Pondok pesantren merupakan lembaga pendidikan tertua di Indonesia. Lembaga pesantren bertujuan mengelola sistem pendidikan yang bersumber pada Al-Qur’an dan Al-Hadis dan berisi dengan nilai-nilai keislaman. Kata pesantren medapat awalam pe dan akhiran an. Pesantren biasanya dilengkapi dengan sistem asrama, memiliki figure sentral yang disebut dengan kyai, memiliki pusat kegiatan yaitu masjid serta pengajaran di bidang agama Islam. Pesantren telah membentk budayanya sendiri yang spesifik dan lebih mengarah pada nilai-nilai agama dan jiwa pesantren.
Eksistensi pesantren sudah mendapatkan pengakuan dari masyarakat sejak zaman kolonialisme. Pesantren juga terlibat dalam mencerdaskan kehidupan bangsa, tidak hanya aspek moralitas akan tetapi memiliki kiprah di dunia pendidikan yang mendalami ilmu agama Islam. Tokoh besar yang dilahirkan dari pesantren diantaranya ulama, tokoh masyarakat, guru agama dan juga tokoh social politik di Indonesia. Tuntutan pesantren untuk mewujudkan generasi muslim yang independent dengan dibekali keterampilan yang bermanfaat untuk kehidupan bermasyarakat.
Pendidikan terkait keterampilan ini sangat penting karena di dalamnya terdapat kemampuan dasar serta pelatihan yang harus diikuti. Pendidikan ini memuat tentang kesanggupan peserta didik dalam menerapkan nilai-nilai kehidupan bermasyarakat, mampu dan terampil dalam menjalankan kecakapan yang dimilikinya dalam kehidupan sehari-harinya sehingga dapat menjaga keberlangsungan kehidupan selanjutnya.
Berbagai kecakapan yang dimiliki maka pesantren diharapkan dapat merespon kondisi dunia yang mulai berkembang dan mengalami perumbahan. Pesantren tidak hanya focus pada aspek keagamaan saja akan tetapi dapat mencari solusi dengan menumbuhkembangkan siswanya untuk memiliki pengetahuan dan wawasan yang mendalam untuk menghadapi era society 5.0. Tuntutan untuk cepat responsive terhadap kondisi tersebut harus dilaksanakan dengan tidak mengabaikan motivasi beribadah dalam menuntut ilmu. Pesantren harus tetap eksis dengan melakukan perubahan dan penyesuaian sesuai dengan modernisasi. Identitas pesantren harus dipertahankan dengan menjaga tradisi keilmuan yang bersifat klasik untuk perkembangan pesantren.
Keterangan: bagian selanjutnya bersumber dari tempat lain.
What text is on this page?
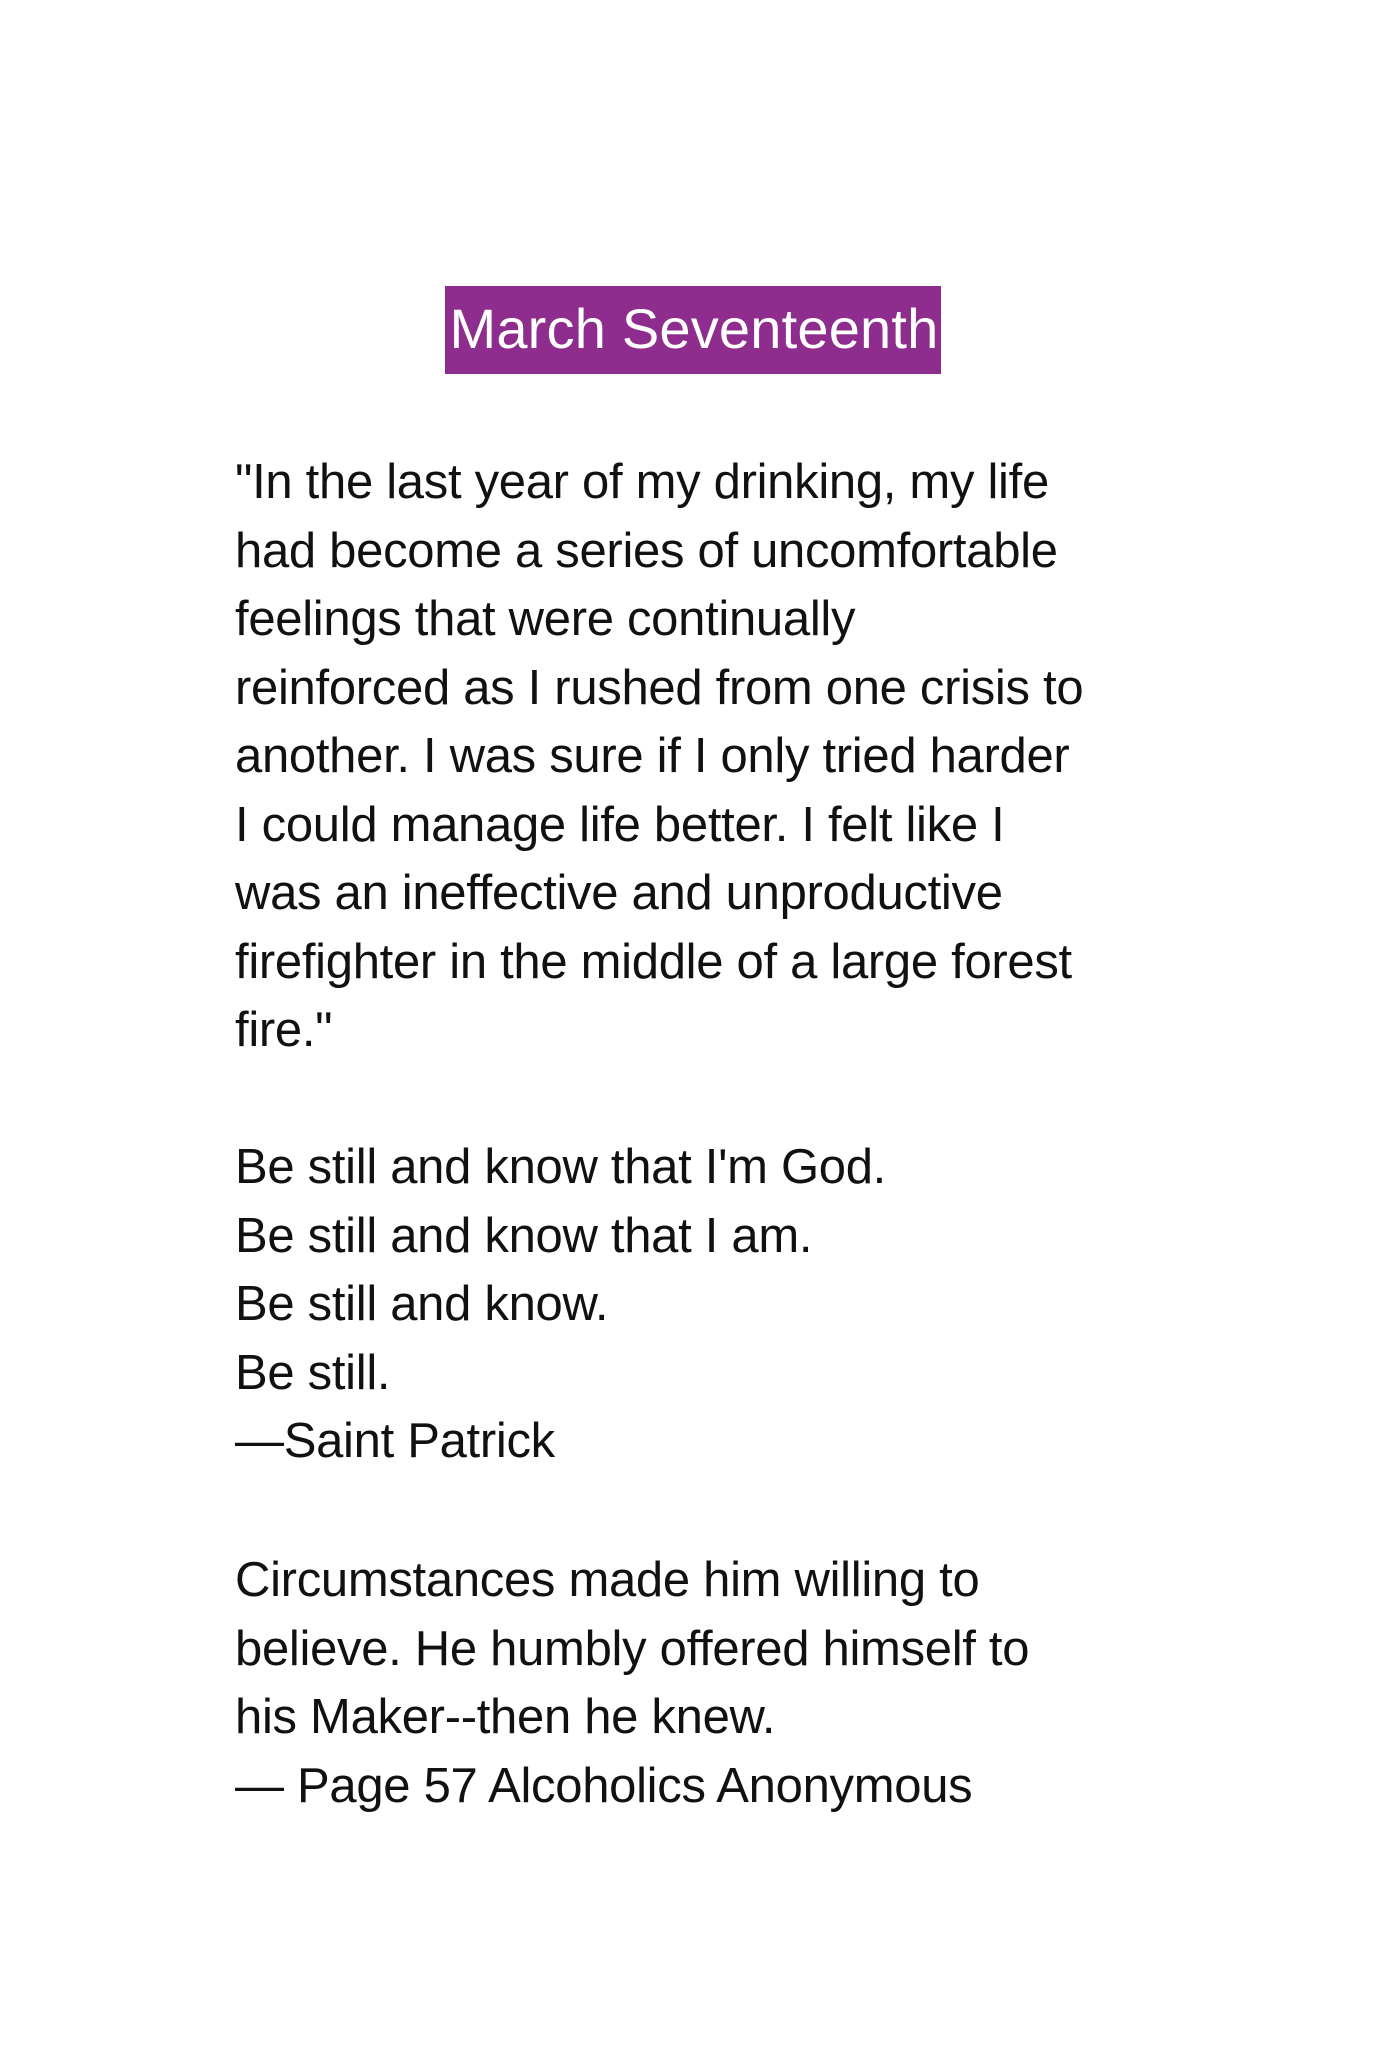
March Seventeenth
"In the last year of my drinking, my life
had become a series of uncomfortable
feelings that were continually
reinforced as I rushed from one crisis to
another. I was sure if I only tried harder
I could manage life better. I felt like I
was an ineffective and unproductive
firefighter in the middle of a large forest
fire."
Be still and know that I'm God.
Be still and know that I am.
Be still and know.
Be still.
—Saint Patrick
Circumstances made him willing to
believe. He humbly offered himself to
his Maker--then he knew.
— Page 57 Alcoholics Anonymous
Pesantren juga mengembangkan budaya literasi. Dengan adanya budaya maka dapat meningkatkan peluang hidup. Teori yang melatarbelakangi tradisi atau budaya yaitu adanya argumen dari Pierre Bourdieau tentang reproduksi budaya yang dibangun dengan wawasan Max Weber tentang pentingnya budaya dalam batas kelompok tertentu. Menurut Joanna Sikora dkk menjelaskan bahwa teori budaya literasi dapat memotivasi siswa untuk menyukai buku sehingga dapat mencapai tujuan pendidikan. Hal ini dapat didukung dengan adanya perpustakaan di lingungan sekitar sehingga dapat membekali siswa dengan keterampilan dan pengetahuan sepanjang hayat.
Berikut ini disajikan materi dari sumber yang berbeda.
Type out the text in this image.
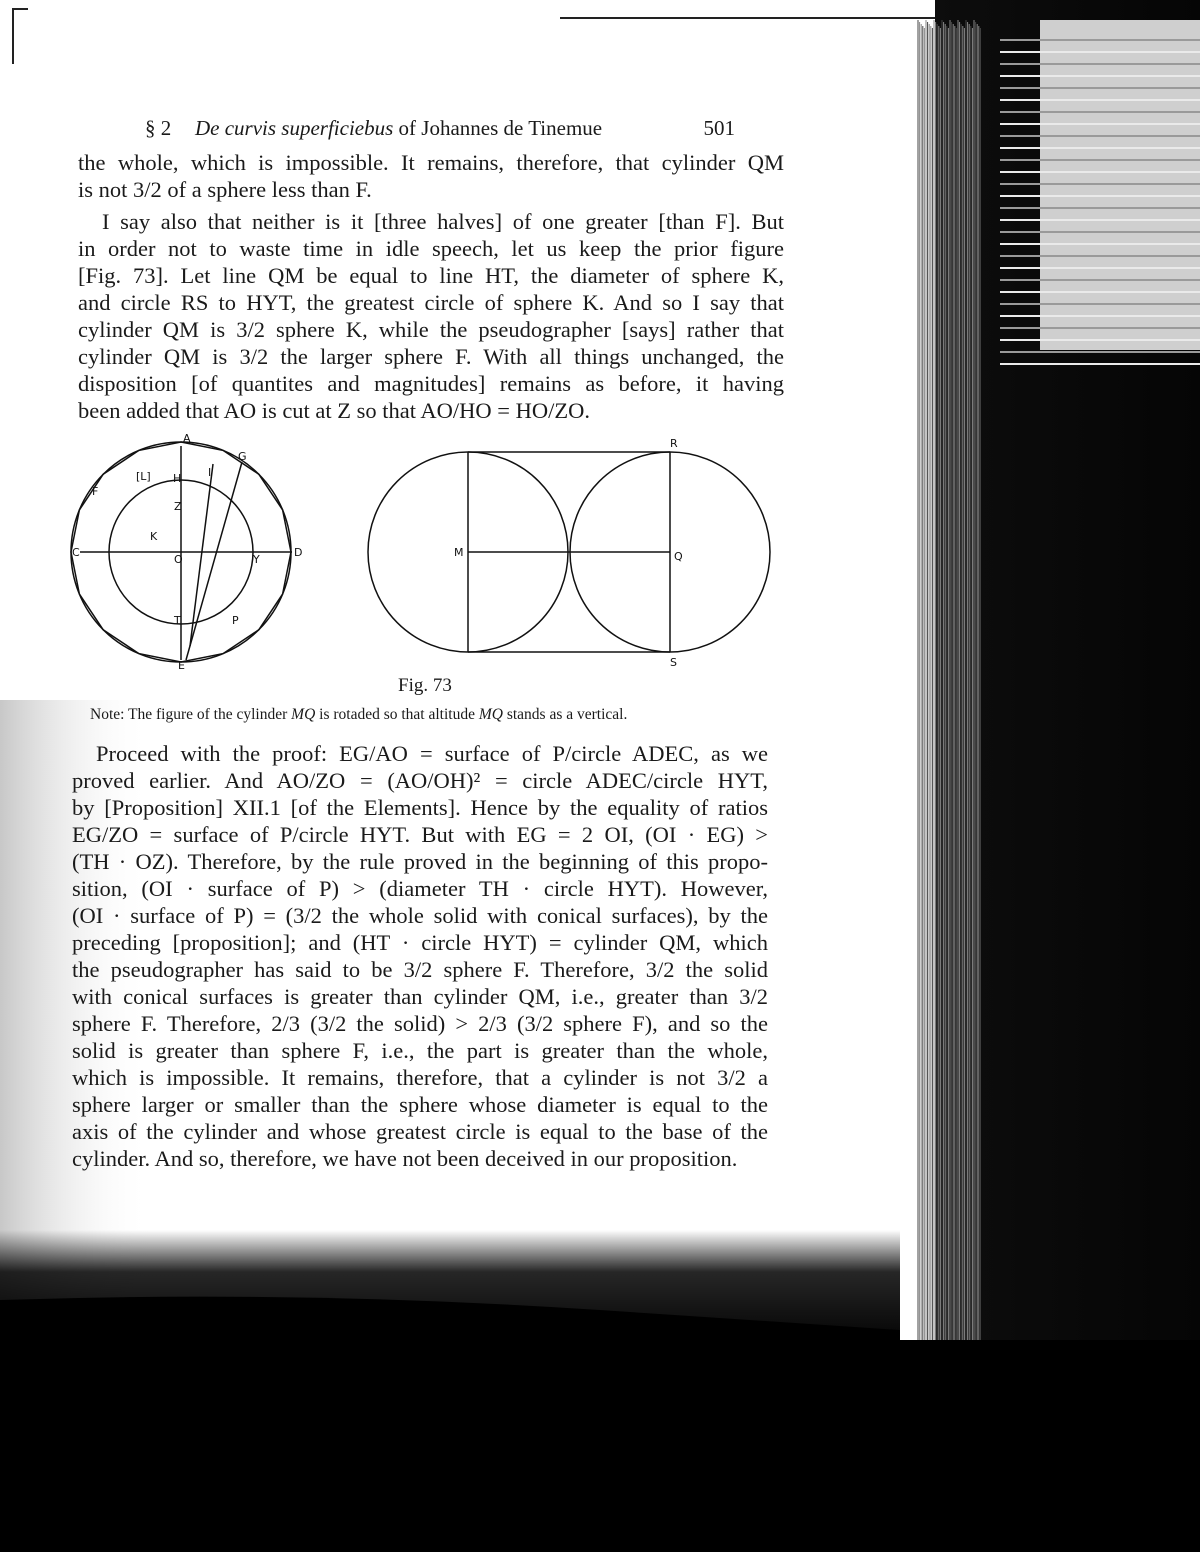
§ 2 De curvis superficiebus of Johannes de Tinemue	501
the whole, which is impossible. It remains, therefore, that cylinder QM
is not 3/2 of a sphere less than F.
I say also that neither is it [three halves] of one greater [than F]. But
in order not to waste time in idle speech, let us keep the prior figure
[Fig. 73]. Let line QM be equal to line HT, the diameter of sphere K,
and circle RS to HYT, the greatest circle of sphere K. And so I say that
cylinder QM is 3/2 sphere K, while the pseudographer [says] rather that
cylinder QM is 3/2 the larger sphere F. With all things unchanged, the
disposition [of quantites and magnitudes] remains as before, it having
been added that AO is cut at Z so that AO/HO = HO/ZO.
A
G
F
[L] H I
Z
K
C
O	Y
D
T	P
E
R
M	Q
S
Fig. 73
Note: The figure of the cylinder MQ is rotaded so that altitude MQ stands as a vertical.
Proceed with the proof: EG/AO = surface of P/circle ADEC, as we
proved earlier. And AO/ZO = (AO/OH)² = circle ADEC/circle HYT,
by [Proposition] XII.1 [of the Elements]. Hence by the equality of ratios
EG/ZO = surface of P/circle HYT. But with EG = 2 OI, (OI · EG) >
(TH · OZ). Therefore, by the rule proved in the beginning of this propo-
sition, (OI · surface of P) > (diameter TH · circle HYT). However,
(OI · surface of P) = (3/2 the whole solid with conical surfaces), by the
preceding [proposition]; and (HT · circle HYT) = cylinder QM, which
the pseudographer has said to be 3/2 sphere F. Therefore, 3/2 the solid
with conical surfaces is greater than cylinder QM, i.e., greater than 3/2
sphere F. Therefore, 2/3 (3/2 the solid) > 2/3 (3/2 sphere F), and so the
solid is greater than sphere F, i.e., the part is greater than the whole,
which is impossible. It remains, therefore, that a cylinder is not 3/2 a
sphere larger or smaller than the sphere whose diameter is equal to the
axis of the cylinder and whose greatest circle is equal to the base of the
cylinder. And so, therefore, we have not been deceived in our proposition.
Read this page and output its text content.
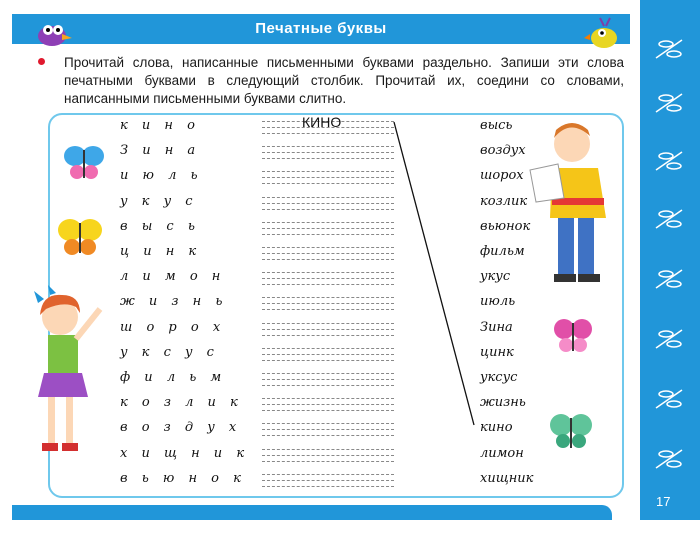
Печатные буквы
Прочитай слова, написанные письменными буквами раздельно. Запиши эти слова печатными буквами в следующий столбик. Прочитай их, соедини со словами, написанными письменными буквами слитно.
к и н о
З и н а
и ю л ь
у к у с
в ы с ь
ц и н к
л и м о н
ж и з н ь
ш о р о х
у к с у с
ф и л ь м
к о з л и к
в о з д у х
х и щ н и к
в ь ю н о к
высь
воздух
шорох
козлик
вьюнок
фильм
укус
июль
Зина
цинк
уксус
жизнь
кино
лимон
хищник
КИНО
17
Menurut Roberta Gardner dkk menjelaskan bahwa literasi dapat memunculkan kompetensi dan keterampilan yang dimiliki dengan memunculkan emosional melalui cerita. Dengan bercerita dan menuliskannya dalam bahasa tulis dapat membuat peserta didik dapat lebih mengenal dirinya sendiri. Aspek emosional yang dituangkan berupa konteks pendidikan keaksaraan dengan perbedaan secara kontekstual. Hal ini membutuhkan sikap reflektif dengan tetap mempertahankan budaya di setiap bidang ilmu.
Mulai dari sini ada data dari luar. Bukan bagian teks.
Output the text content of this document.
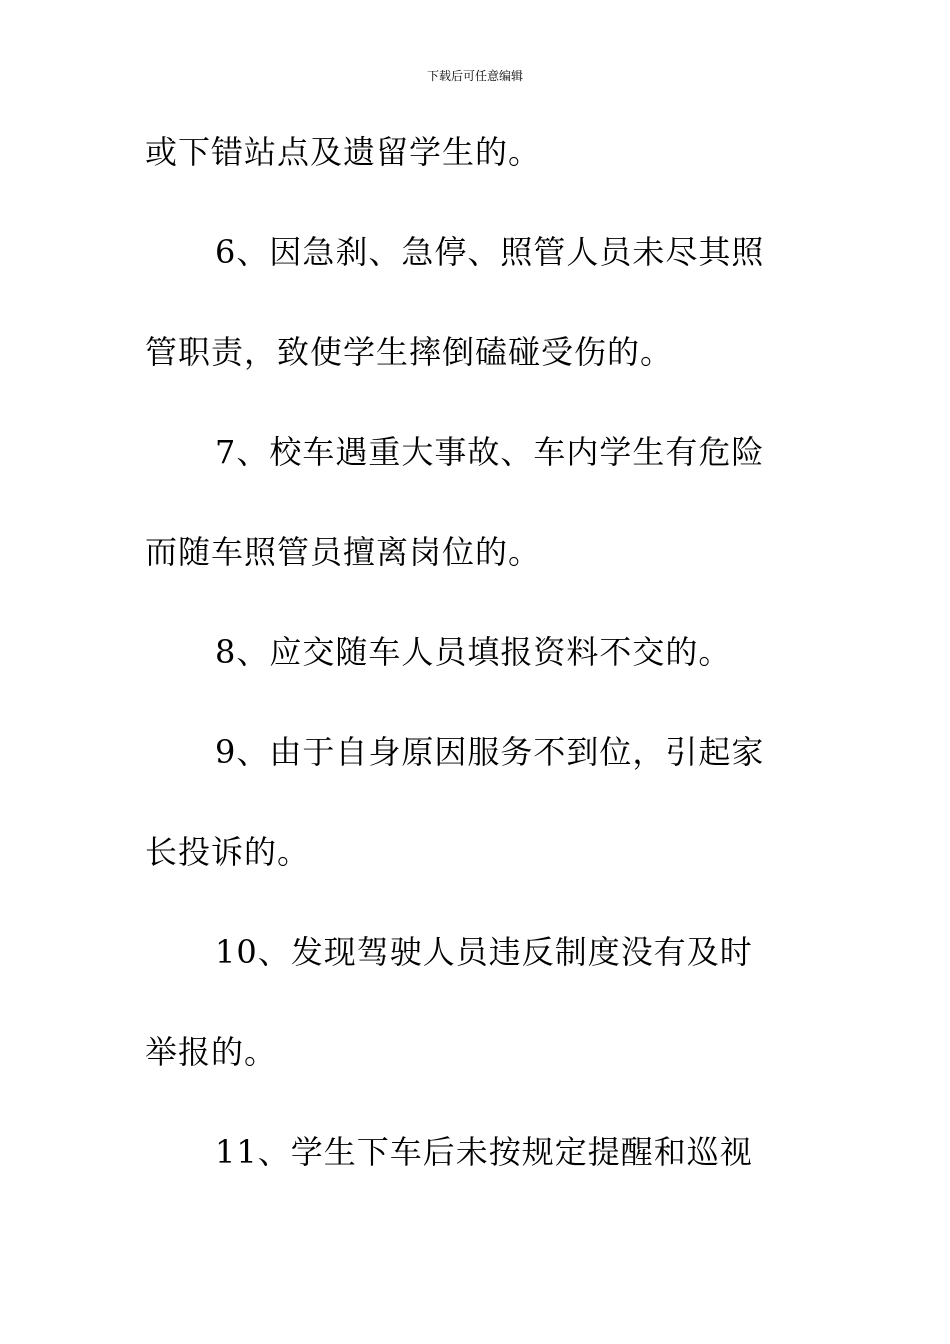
下载后可任意编辑
或下错站点及遗留学生的。
6、因急刹、急停、照管人员未尽其照
管职责，致使学生摔倒磕碰受伤的。
7、校车遇重大事故、车内学生有危险
而随车照管员擅离岗位的。
8、应交随车人员填报资料不交的。
9、由于自身原因服务不到位，引起家
长投诉的。
10、发现驾驶人员违反制度没有及时
举报的。
11、学生下车后未按规定提醒和巡视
Definisi budaya terdiri dari kemampuan membaca dan menulis dalam kehidupan bermasyarakat. Pada kalangan pesantren, permasalahan literasi sempat menjadi permasalahan karena notabene pada awalnya pesantren masih belum mengikuti perkembangan teknologi dan informasi. Akan tetapi dengan dampak positif dari kemajuan teknologi dan informasi maka dapat memudahkan pesantren dalam referensi terkait literatur keislaman dengan mudah dan murah melalui internet. Sedangkan dampak negatifnya, keberlangsungan literasi di pondok pesantren yaitu munculnya rasa malas dalam membaca dan menulis padahal kedua kemampuan tersebut menjadi ciri khas dari pondok pesantren.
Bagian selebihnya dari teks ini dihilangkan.